Complete example: Config-driven appointment flow

# Example client configuration (would typically be stored in database)
zocdoc_config = ClientConfig(
client_id="zocdoc-medical-group",
client_name="ZocDoc Medical Group",
custom_greeting="Thank you for calling ZocDoc Medical Group. How can I help you today?",
warm_transfer=WarmTransferConfig(
default_number="+15551000001",
medical_number="+15551000002",
cosmetic_number="+15551000003",
error_fallback_number="+15551000099",
),
intent_flows={
"make_appointment": IntentFlowConfig(
intent_name="make_appointment",
clarifying_question="Is this for a medical or cosmetic appointment?",
clarifying_options=["medical", "cosmetic"],
questions_by_option={
"medical": [
QuestionConfig(id="symptoms", prompt="What symptoms are you experiencing?", response_type="text"),
QuestionConfig(id="duration", prompt="How long have you had these symptoms?", response_type="text"),
QuestionConfig(id="urgency", prompt="Is this urgent or can it wait a few days?", response_type="multiple_choice", options=["urgent", "can wait"]),
],
"cosmetic": [
QuestionConfig(id="procedure", prompt="What procedure are you interested in?", response_type="text"),
QuestionConfig(id="consultation", prompt="Have you had a consultation before?", response_type="yes_no"),
],
},
warm_transfer_by_option={
"medical": "+15551000002",
"cosmetic": "+15551000003",
}
)
}
)
class AppointmentFlowAgent(Agent):
def __init__(self, config: ClientConfig):
self.config = config
super().__init__(
instructions=f"""You help callers at {config.client_name} schedule appointments.
When a caller wants to make an appointment:
1. Determine if it's medical or cosmetic
2. Ask the relevant screening questions
3. Transfer to the appropriate specialist
Always be professional and empathetic."""
)
async def handle_appointment_intent(self, context: RunContext):
state: SessionState = context.session.userdata
# Step 1: Get clarification
clarify_group = create_intent_task_group(self.config, "make_appointment")
if clarify_group:
result = await clarify_group.run(context=context)
selected_option = result[0].option # "medical" or "cosmetic"
state.collected_data["appointment_type"] = selected_option
# Step 2: Run option-specific questions
questions_group = create_intent_task_group(
self.config,
"make_appointment",
selected_option
)
if questions_group:
results = await questions_group.run(context=context)
for i, result in enumerate(results):
question_id = self.config.intent_flows["make_appointment"].questions_by_option[selected_option][i].id
state.collected_data[question_id] = result.answer
# Step 3: Transfer with all collected data
transfer_number = self._get_transfer_number(context, selected_option)
await initiate_warm_transfer(
context.session,
transfer_number,
metadata=state.collected_data # Pass collected data to receiving agent
)

Key takeaways

  1. Use userdata as primary memory: Store deterministic data (identity, account info, collected form data) in session.userdata, not just in chat context.
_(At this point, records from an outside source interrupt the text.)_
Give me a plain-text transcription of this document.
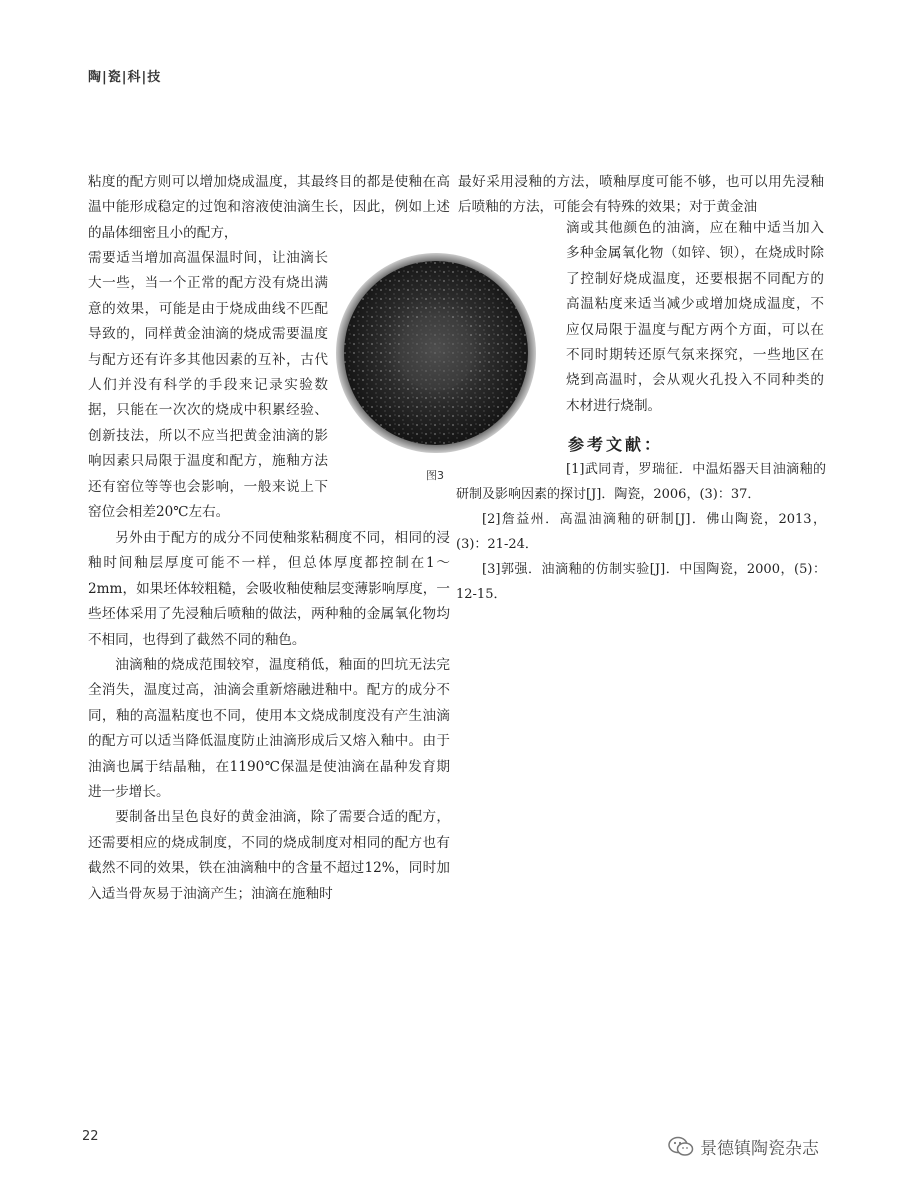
陶|瓷|科|技

粘度的配方则可以增加烧成温度，其最终目的都是使釉在高温中能形成稳定的过饱和溶液使油滴生长，因此，例如上述的晶体细密且小的配方，

需要适当增加高温保温时间，让油滴长大一些，当一个正常的配方没有烧出满意的效果，可能是由于烧成曲线不匹配导致的，同样黄金油滴的烧成需要温度与配方还有许多其他因素的互补，古代人们并没有科学的手段来记录实验数据，只能在一次次的烧成中积累经验、创新技法，所以不应当把黄金油滴的影响因素只局限于温度和配方，施釉方法还有窑位等等也会影响，一般来说上下窑位会相差20℃左右。

另外由于配方的成分不同使釉浆粘稠度不同，相同的浸釉时间釉层厚度可能不一样，但总体厚度都控制在1～2mm，如果坯体较粗糙，会吸收釉使釉层变薄影响厚度，一些坯体采用了先浸釉后喷釉的做法，两种釉的金属氧化物均不相同，也得到了截然不同的釉色。

油滴釉的烧成范围较窄，温度稍低，釉面的凹坑无法完全消失，温度过高，油滴会重新熔融进釉中。配方的成分不同，釉的高温粘度也不同，使用本文烧成制度没有产生油滴的配方可以适当降低温度防止油滴形成后又熔入釉中。由于油滴也属于结晶釉，在1190℃保温是使油滴在晶种发育期进一步增长。

要制备出呈色良好的黄金油滴，除了需要合适的配方，还需要相应的烧成制度，不同的烧成制度对相同的配方也有截然不同的效果，铁在油滴釉中的含量不超过12%，同时加入适当骨灰易于油滴产生；油滴在施釉时

图3

最好采用浸釉的方法，喷釉厚度可能不够，也可以用先浸釉后喷釉的方法，可能会有特殊的效果；对于黄金油

滴或其他颜色的油滴，应在釉中适当加入多种金属氧化物（如锌、钡），在烧成时除了控制好烧成温度，还要根据不同配方的高温粘度来适当减少或增加烧成温度，不应仅局限于温度与配方两个方面，可以在不同时期转还原气氛来探究，一些地区在烧到高温时，会从观火孔投入不同种类的木材进行烧制。

参考文献：

[1]武同青，罗瑞征．中温炻器天目油滴釉的研制及影响因素的探讨[J]．陶瓷，2006，(3)：37．

[2]詹益州．高温油滴釉的研制[J]．佛山陶瓷，2013，(3)：21-24．

[3]郭强．油滴釉的仿制实验[J]．中国陶瓷，2000，(5)：12-15．

22
景德镇陶瓷杂志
  2. Maintain a canonical history: Always append to a full conversation history in userdata before truncating chat_ctx. This lets you restore context when needed.
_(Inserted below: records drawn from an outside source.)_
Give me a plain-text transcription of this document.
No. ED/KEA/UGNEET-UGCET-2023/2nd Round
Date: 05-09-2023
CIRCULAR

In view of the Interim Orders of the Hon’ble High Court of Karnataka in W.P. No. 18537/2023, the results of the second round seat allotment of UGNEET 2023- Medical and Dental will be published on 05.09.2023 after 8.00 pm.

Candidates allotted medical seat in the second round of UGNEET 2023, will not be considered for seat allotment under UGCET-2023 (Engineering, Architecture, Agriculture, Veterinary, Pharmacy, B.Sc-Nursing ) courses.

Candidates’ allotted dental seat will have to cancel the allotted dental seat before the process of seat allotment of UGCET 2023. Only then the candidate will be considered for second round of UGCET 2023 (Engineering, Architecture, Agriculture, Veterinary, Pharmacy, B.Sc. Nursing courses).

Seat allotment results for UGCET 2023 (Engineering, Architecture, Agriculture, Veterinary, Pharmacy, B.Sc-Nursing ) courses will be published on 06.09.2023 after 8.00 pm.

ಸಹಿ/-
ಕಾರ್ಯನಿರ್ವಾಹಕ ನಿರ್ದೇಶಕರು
  3. Be explicit with TaskGroup context: Don't assume TaskGroup will automatically see earlier conversation. Inject known data into task instructions and only ask for missing information.

  4. Design for truncation: When handing off to specialized agents, create truncated contexts that include a summary of session state plus recent messages.

  5. Use config-driven flows: For multi-tenant systems, externalize flow logic into configuration that can vary per client.

  6. Set transfer numbers dynamically: Use session state and client config to determine the appropriate transfer destination at runtime.